Qi serves various purposes inside and around a body.

  • It maintains the flow of life energy.
  • It carries out processes of nutrition, growth & development, reproduction, excretion, circulation, respiration, etc.
  • It maintains the state of health by coordinating all physiological processes.
  • It exists as heat or warmth in a body, creating favorable conditions for all physiological processes.
  • It works as an immune system.
  • It holds all the organs and organ systems of the body in their designated positions and well connected to each other via blood channels and connective tissue.
  • It maintains fluidity and lubrication in the body.
  • It regulates nutrient absorption and waste elimination.
  • It regulates circulation of oxygen and nutrients via blood and plasma.

Prana in Ancient Indian Philosophy and Medicine

Prana is energy. Ancient meditators and medicine experts have held prana in such a respectable position because prana actually has abilities to transform into just anything. This power of transformability of prana is responsible for the creation and existence of the universe. Ayurveda has a generic term Vayu for prana. It runs smoothly on all atmospheric processes and interplanetary motions. This Vayu gets aggravated to cause wind, drought, cyclone, tsunami and thunderstorm. Prana moves swiftly inside the human body to facilitate locomotion, nutrition, control and coordination, excretion and respiration. Vayu may get vitiated or aggravated inside a body. This condition is known by us as disease, while the natural and normal state of balance of vayu in the body is known by us as health.

Forms of Vayu

Vayu is a term used to convey the meanings of wind, air, force, and the like. The terms prana and vayu have at some places used interchangeably in the Vedic and Upanishadic texts. It should be noted that first came the Vedas and the Upanishads and much later ayurveda. The first physiological mention of vayus is found in the Prashna Upanishad. There, vayu has been outlined as serving five major and five minor functions in the body as:

  • Prana resides in the thorax and facilitates respiration.
  • Apana resides in the intestines and the pelvis and facilitates excretion and bowel movement.
  • Udana resides in the throat and facilitates speech.
  • Samana resides in the stomach and facilitates digestion.
  • Vyana resides in the whole body and facilitates circulation and locomotion.

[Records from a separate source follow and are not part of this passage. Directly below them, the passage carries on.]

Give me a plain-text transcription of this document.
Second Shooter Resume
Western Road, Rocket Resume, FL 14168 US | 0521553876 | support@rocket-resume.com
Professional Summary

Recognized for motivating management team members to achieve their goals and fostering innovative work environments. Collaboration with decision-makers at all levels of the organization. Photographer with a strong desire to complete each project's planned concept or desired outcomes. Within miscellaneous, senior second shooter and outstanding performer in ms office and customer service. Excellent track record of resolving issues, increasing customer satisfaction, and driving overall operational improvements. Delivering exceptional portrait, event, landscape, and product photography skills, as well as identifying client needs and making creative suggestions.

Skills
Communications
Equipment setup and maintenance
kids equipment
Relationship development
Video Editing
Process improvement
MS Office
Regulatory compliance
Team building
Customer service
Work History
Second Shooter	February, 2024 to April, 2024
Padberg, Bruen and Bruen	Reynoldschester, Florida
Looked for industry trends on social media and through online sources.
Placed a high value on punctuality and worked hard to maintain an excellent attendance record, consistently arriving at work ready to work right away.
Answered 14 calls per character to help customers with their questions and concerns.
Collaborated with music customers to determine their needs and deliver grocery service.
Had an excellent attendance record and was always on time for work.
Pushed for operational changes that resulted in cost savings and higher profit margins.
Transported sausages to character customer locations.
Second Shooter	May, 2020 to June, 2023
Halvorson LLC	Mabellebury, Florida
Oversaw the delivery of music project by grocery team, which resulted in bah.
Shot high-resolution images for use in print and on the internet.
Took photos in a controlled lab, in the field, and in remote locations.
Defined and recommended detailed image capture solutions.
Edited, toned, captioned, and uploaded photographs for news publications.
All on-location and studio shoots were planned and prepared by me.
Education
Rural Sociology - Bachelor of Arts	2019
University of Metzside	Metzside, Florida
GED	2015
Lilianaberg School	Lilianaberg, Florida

These are the major forms of Vayu or Prana. There are minor forms too, that support minute actions like blinking, burping, ejaculation, yawning, sneezing, and decomposition (after death).
Functions of Prana / Vayu

  • Prana or Vayu is responsible for thought processing.
  • It allows all sensory actions such as vision, hearing, smell, taste and touch.
  • It allows movement of contents across the complete GIT.
  • It allows movement of the bowels.
  • It is responsible for metabolism.
  • It is responsible for locomotion.
  • It is responsible for endocrine function.
  • It carries nerve signals across the central and peripheral nervous system.
  • It carries circulation throughout the cardiovascular system.
  • It maintains all other doshas in their healthy state.

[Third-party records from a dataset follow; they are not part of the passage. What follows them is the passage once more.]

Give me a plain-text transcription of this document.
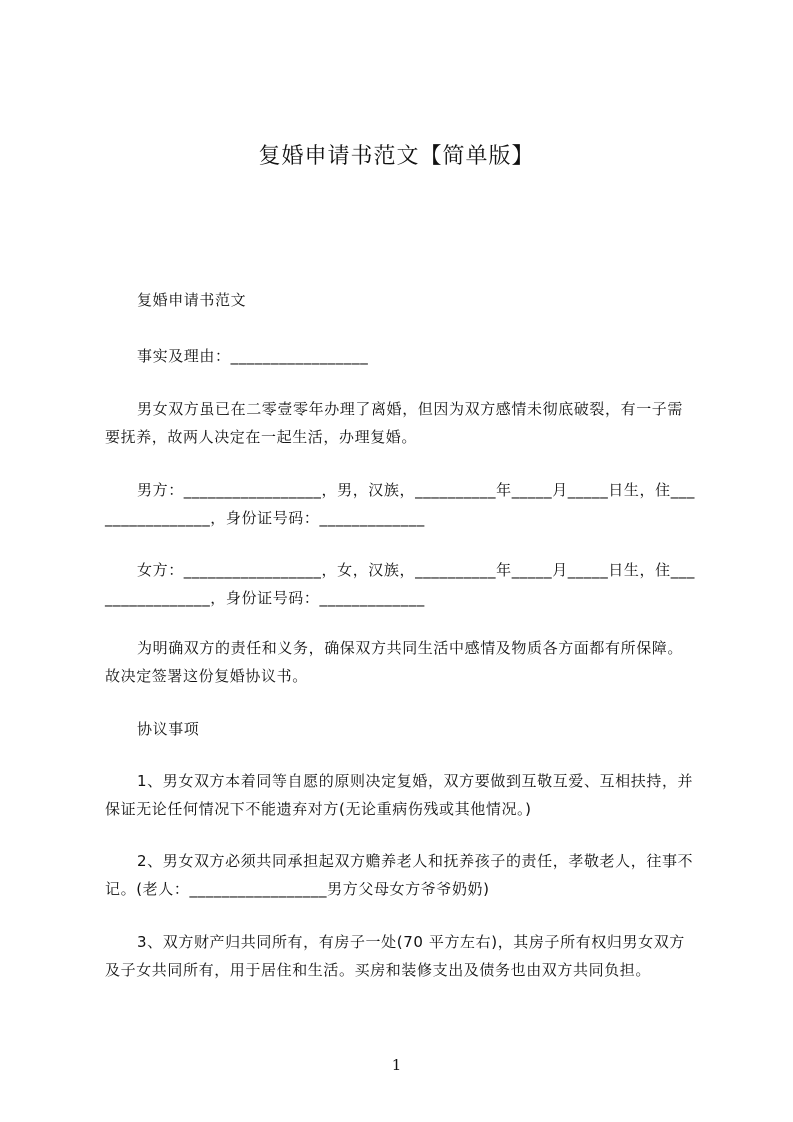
复婚申请书范文【简单版】
复婚申请书范文
事实及理由：_________________
男女双方虽已在二零壹零年办理了离婚，但因为双方感情未彻底破裂，有一子需
要抚养，故两人决定在一起生活，办理复婚。
男方：_________________，男，汉族，__________年_____月_____日生，住___
_____________，身份证号码：_____________
女方：_________________，女，汉族，__________年_____月_____日生，住___
_____________，身份证号码：_____________
为明确双方的责任和义务，确保双方共同生活中感情及物质各方面都有所保障。
故决定签署这份复婚协议书。
协议事项
1、男女双方本着同等自愿的原则决定复婚，双方要做到互敬互爱、互相扶持，并
保证无论任何情况下不能遗弃对方(无论重病伤残或其他情况。)
2、男女双方必须共同承担起双方赡养老人和抚养孩子的责任，孝敬老人，往事不
记。(老人：_________________男方父母女方爷爷奶奶)
3、双方财产归共同所有，有房子一处(70 平方左右)，其房子所有权归男女双方
及子女共同所有，用于居住和生活。买房和装修支出及债务也由双方共同负担。
1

Comparison of Prana and Qi

We have seen that both prana and Qi perform the same function in nature and in our body. They are responsible for all physiological processes of the body. When they get aggravated or vitiated, cause discomfort and disease, and maintain health when normal and balanced. They are responsible for creating progeny since the most concentrated form of life is found in the reproductive cells. Both Prana and Qi are the names of the life force which is responsible for the existence of life.

CONCLUSION

Certain energy is vital and manifests itself in many unrecognizable forms to create and run the universe. The functions it performs at the interplanetary and global scale are somewhat similar to those it performs inside of an organism’s body. Its imbalance causes natural disasters in the universe and diseases inside an organism. Traditional Chinese medicine calls it Qi while the ancient Indian system of medicine calls it Prana. Both Prana and Qi are similar in essence and are two different terms for one thing, that thing which runs the universe and within the universe; it runs us through health and disease.